The invention discloses a semi-
supervised learning method special for performing
cell nucleus segmentation on a histopathological image dyed by hematoxylin
eosin. According to the
cell nucleus segmentation method provided by the invention, according to the characteristics of the histopathological image and
cell nucleus segmentation, the two dyes of hematoxylin and
eosin in the histopathological image are separated by adopting non-negative matrix factorization with
sparse constraint, and then the
eosin dye in the histopathological image is replaced by the eosin dye in other histopathological images, so that the segmentation efficiency of the
cell nucleus is improved.

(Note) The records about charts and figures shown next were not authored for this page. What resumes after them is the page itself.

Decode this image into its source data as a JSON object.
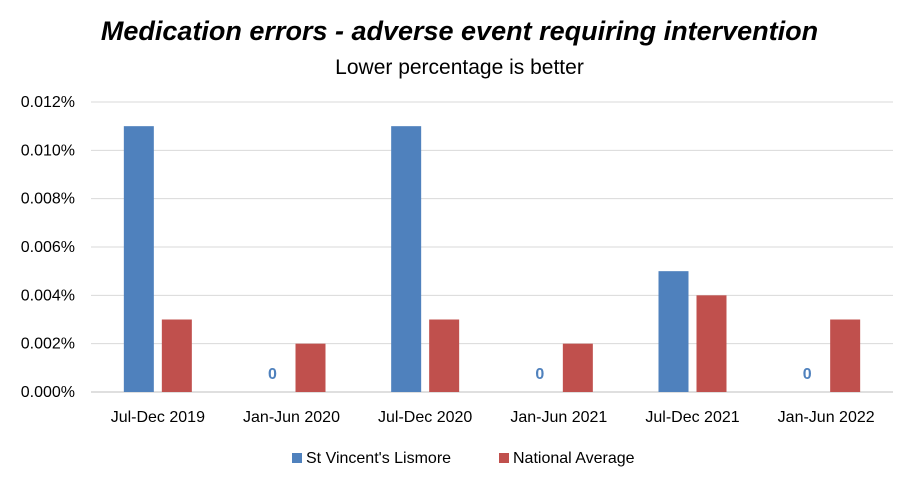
{
  "chart_data": {
    "type": "bar",
    "title": "Medication errors - adverse event requiring intervention",
    "subtitle": "Lower percentage is better",
    "categories": [
      "Jul-Dec 2019",
      "Jan-Jun 2020",
      "Jul-Dec 2020",
      "Jan-Jun 2021",
      "Jul-Dec 2021",
      "Jan-Jun 2022"
    ],
    "series": [
      {
        "name": "St Vincent's Lismore",
        "color": "#4f81bd",
        "values": [
          0.011,
          0,
          0.011,
          0,
          0.005,
          0
        ]
      },
      {
        "name": "National Average",
        "color": "#c0504d",
        "values": [
          0.003,
          0.002,
          0.003,
          0.002,
          0.004,
          0.003
        ]
      }
    ],
    "zero_label": "0",
    "y_ticks": [
      "0.000%",
      "0.002%",
      "0.004%",
      "0.006%",
      "0.008%",
      "0.010%",
      "0.012%"
    ],
    "ylim": [
      0,
      0.012
    ],
    "grid": true,
    "legend_position": "bottom"
  }
}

Therefore, a group of positive example samples can be prepared, and the positive example samples have the same hematoxylin
staining agent, so that the positive example samples have interpretable invariance. And inputting the multiple groups of positive example samples into an
encoder, and outputting a corresponding embedded representation vector by the
encoder. And constraining the model by adopting a contrast learning
loss function, so that the model can learn invariance in a positive example sample, namely the hematoxylin
staining agent. The
hematoxylin stain can
stain the
cell nucleus and other
nucleic acid-rich parts, such as
ribosome, so that the
hematoxylin stain and the
cell nucleus have relatively high correlation. When the model learns the characteristics of the
hematoxylin stain, the characteristics accord with the characteristics of a cell nucleus segmentation task, so that the training of the downstream cell nucleus segmentation task is facilitated. As positive example sample construction and pre-training do not need labels, a large amount of unlabeled data can be utilized for training in the mode. And finally, the pre-trained
encoder is added into the segmentation model, and fine adjustment is performed on a very small amount of
labeled data, so that an effect better than
supervised learning on a small amount of samples can be achieved. Therefore, the demand of
annotation data is also reduced, and the labor cost is greatly reduced.